The tech giant’s $1-billion R&D campuses are a boon for owners of rental properties, residential REITs and multifamily markets in the Raleigh-Durham and Austin metros.

Apple’s new R&D campuses in Research Triangle, NC and Austin, TX—inaugural projects of the tech giant’s five-year plan to invest $430 billion in the US—are lifting markets for rental properties and residential REITs in the Raleigh-Durham and Austin regions. 

The projects also are accelerating the growth of multifamily markets in the two metros, which in 2021 were among the top 20 multifamily markets in the US.

Apple’s East Coast campus in Research Triangle, announced in June, will employ 3,000 high-tech workers in machine learning, artificial intelligence and software engineering. The Austin campus will open this year with an in-office workforce of 5,000. Overall, Apple’s $430-billion expansion in the US is expected to generate up to 20,000 new jobs.

Access to Research Triangle’s growing cluster of research facilities played a role in Harbor Group International’s recent $475-million acquisition of Dasmen Residential LLC’s workforce housing portfolio, which includes more than 2,000 housing units in nearby Raleigh-Durham. The acquisition will increase HGI’s North Carolina portfolio to about 5,000 apartments.

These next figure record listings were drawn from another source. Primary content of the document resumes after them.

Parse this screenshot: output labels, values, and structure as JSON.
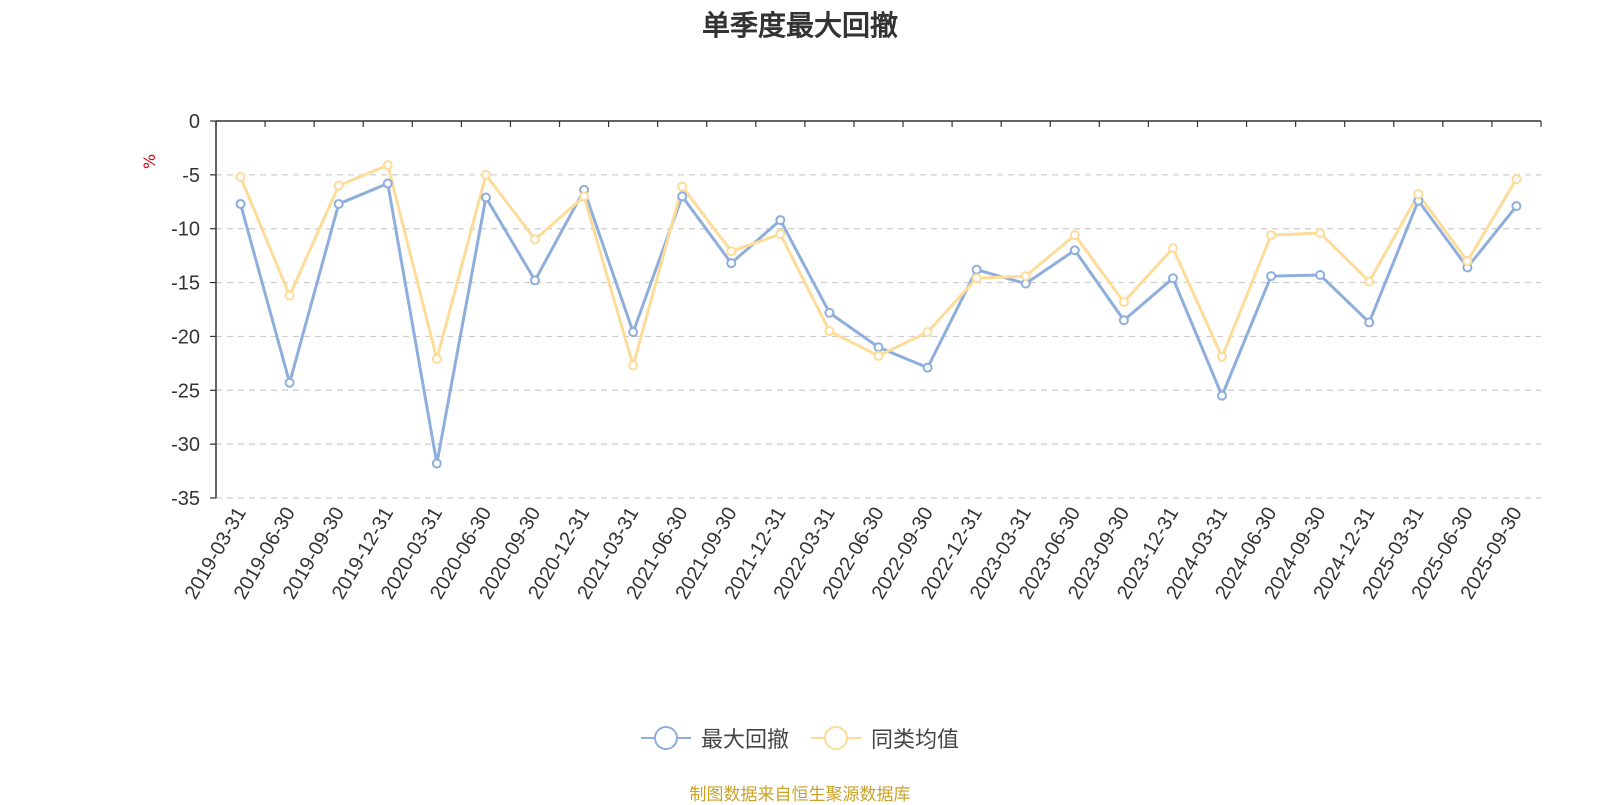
{
  "title": "单季度最大回撤",
  "unit_label": "%",
  "source_text": "制图数据来自恒生聚源数据库",
  "chart_data": {
    "type": "line",
    "title": "单季度最大回撤",
    "ylabel": "%",
    "ylim": [
      -35,
      0
    ],
    "yticks": [
      0,
      -5,
      -10,
      -15,
      -20,
      -25,
      -30,
      -35
    ],
    "grid": true,
    "legend_position": "bottom-center",
    "categories": [
      "2019-03-31",
      "2019-06-30",
      "2019-09-30",
      "2019-12-31",
      "2020-03-31",
      "2020-06-30",
      "2020-09-30",
      "2020-12-31",
      "2021-03-31",
      "2021-06-30",
      "2021-09-30",
      "2021-12-31",
      "2022-03-31",
      "2022-06-30",
      "2022-09-30",
      "2022-12-31",
      "2023-03-31",
      "2023-06-30",
      "2023-09-30",
      "2023-12-31",
      "2024-03-31",
      "2024-06-30",
      "2024-09-30",
      "2024-12-31",
      "2025-03-31",
      "2025-06-30",
      "2025-09-30"
    ],
    "series": [
      {
        "name": "最大回撤",
        "color": "#8eaedb",
        "values": [
          -7.7,
          -24.3,
          -7.7,
          -5.8,
          -31.8,
          -7.1,
          -14.8,
          -6.4,
          -19.6,
          -7.0,
          -13.2,
          -9.2,
          -17.8,
          -21.0,
          -22.9,
          -13.8,
          -15.1,
          -12.0,
          -18.5,
          -14.6,
          -25.5,
          -14.4,
          -14.3,
          -18.7,
          -7.4,
          -13.6,
          -7.9
        ]
      },
      {
        "name": "同类均值",
        "color": "#fddc9a",
        "values": [
          -5.2,
          -16.2,
          -6.0,
          -4.1,
          -22.1,
          -5.0,
          -11.0,
          -7.0,
          -22.7,
          -6.1,
          -12.1,
          -10.5,
          -19.5,
          -21.8,
          -19.6,
          -14.6,
          -14.4,
          -10.6,
          -16.8,
          -11.8,
          -21.9,
          -10.6,
          -10.4,
          -14.9,
          -6.8,
          -13.0,
          -5.4
        ]
      }
    ]
  }
}
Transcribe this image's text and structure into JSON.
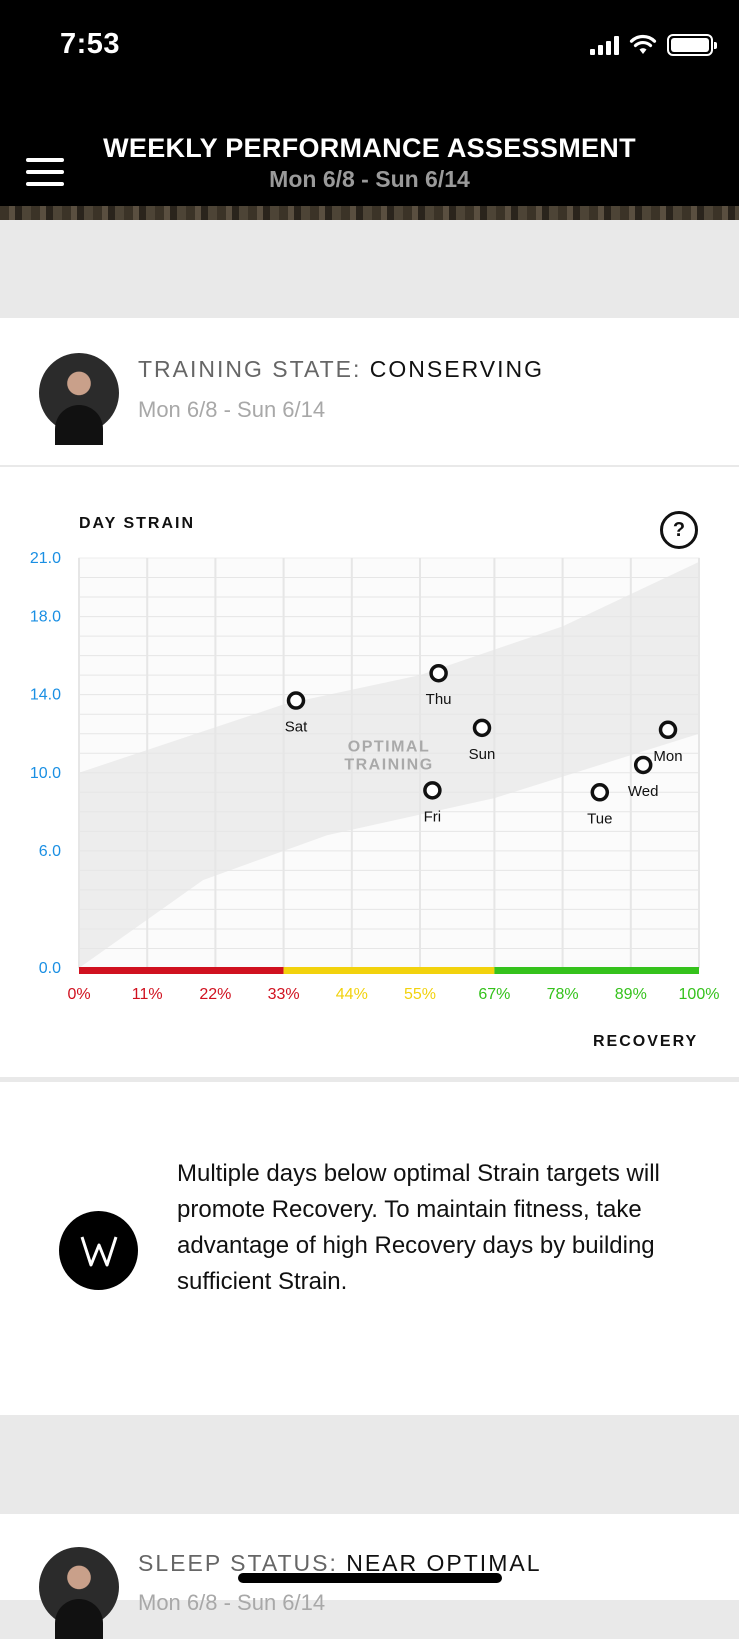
{
  "status_bar": {
    "time": "7:53"
  },
  "header": {
    "title": "WEEKLY PERFORMANCE ASSESSMENT",
    "subtitle": "Mon 6/8 - Sun 6/14"
  },
  "training_card": {
    "label": "TRAINING STATE:",
    "state": "CONSERVING",
    "date_range": "Mon 6/8 - Sun 6/14"
  },
  "chart_card": {
    "y_axis_title": "DAY STRAIN",
    "x_axis_title": "RECOVERY",
    "help_label": "?"
  },
  "chart_data": {
    "type": "scatter",
    "title": "",
    "ylabel": "DAY STRAIN",
    "xlabel": "RECOVERY",
    "ylim": [
      0,
      21
    ],
    "xlim": [
      0,
      100
    ],
    "y_ticks": [
      "0.0",
      "6.0",
      "10.0",
      "14.0",
      "18.0",
      "21.0"
    ],
    "y_tick_values": [
      0,
      6,
      10,
      14,
      18,
      21
    ],
    "x_ticks": [
      "0%",
      "11%",
      "22%",
      "33%",
      "44%",
      "55%",
      "67%",
      "78%",
      "89%",
      "100%"
    ],
    "x_tick_values": [
      0,
      11,
      22,
      33,
      44,
      55,
      67,
      78,
      89,
      100
    ],
    "grid": true,
    "zone_label": [
      "OPTIMAL",
      "TRAINING"
    ],
    "optimal_band": {
      "lower": [
        [
          0,
          0
        ],
        [
          20,
          4.5
        ],
        [
          40,
          6.8
        ],
        [
          67,
          8.7
        ],
        [
          100,
          12
        ]
      ],
      "upper": [
        [
          0,
          10
        ],
        [
          33,
          13.5
        ],
        [
          55,
          15
        ],
        [
          78,
          17.5
        ],
        [
          100,
          20.8
        ]
      ]
    },
    "recovery_zones": [
      {
        "from": 0,
        "to": 33,
        "color": "#d0111f"
      },
      {
        "from": 33,
        "to": 67,
        "color": "#f2d20d"
      },
      {
        "from": 67,
        "to": 100,
        "color": "#35c21c"
      }
    ],
    "points": [
      {
        "label": "Sat",
        "x": 35,
        "y": 13.7
      },
      {
        "label": "Thu",
        "x": 58,
        "y": 15.1
      },
      {
        "label": "Sun",
        "x": 65,
        "y": 12.3
      },
      {
        "label": "Fri",
        "x": 57,
        "y": 9.1
      },
      {
        "label": "Tue",
        "x": 84,
        "y": 9.0
      },
      {
        "label": "Wed",
        "x": 91,
        "y": 10.4
      },
      {
        "label": "Mon",
        "x": 95,
        "y": 12.2
      }
    ]
  },
  "insight_card": {
    "text": "Multiple days below optimal Strain targets will promote Recovery. To maintain fitness, take advantage of high Recovery days by building sufficient Strain."
  },
  "sleep_card": {
    "label": "SLEEP STATUS:",
    "state": "NEAR OPTIMAL",
    "date_range": "Mon 6/8 - Sun 6/14"
  },
  "colors": {
    "tick_blue": "#1a8fe3",
    "red": "#d0111f",
    "yellow": "#f2d20d",
    "green": "#35c21c"
  }
}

“The Research Triangle is an important target market for HGI as we seek to acquire well-located communities in high-growth markets,” said Richard Litton, president of HGI. “As the area’s high-paying STEM jobs continue to attract new residents, we see opportunity to leverage our expertise in owning and operate similar communities in the region to generate rent growth and increasing demand for housing.”

Residential REITs expanding their footprint in Raleigh-Durham and Austin include Camden Property Trust, which operates 171 properties in the US, and Mid-America Apartment Communities. The Apple campuses are expected to create higher occupancy and rental rates at existing properties and more demand for development projects under construction that will soon cut the ribbon.

Office REITs also may get a lift from Apple’s campuses as suppliers and partners are drawn to Austin and Raleigh-Durham. Highwoods Properties, which gets more than 20 percent of its NOI from Raleigh, has available sites for an estimated 1.2 million sf of additional office space. Cousins Properties, which generates nearly a third of its NOI from Austin, has two development projects under construction in the Texas capital.

The thriving tech hubs in Raleigh-Durham and Austin are fueling regional growth in multifamily investments. A new report from CBRE and Real Capital Analytics measuring the top 20 US markets for multifamily in 2021 ranks Austin as the nation’s tenth-largest market, with $9.55 billion in investments; Raleigh-Durham came in at No. 13, with investments totaling $6.2 billion.

Multifamily investment surged by more than 30 percent in the Southeast in 2021, the highest of any region in the US, according to a report from Newmark. Multifamily investment in the Southeast totaled more than $103 billion, Newmark said.

In the past year, Apple opened office space in Seattle for 1,000 employees and began an expansion of its Culver City, CA campus, where it expects to employ more than 3,000 tech workers by 2026. Apple also is expanding its workforce in Boulder, CO and Boston.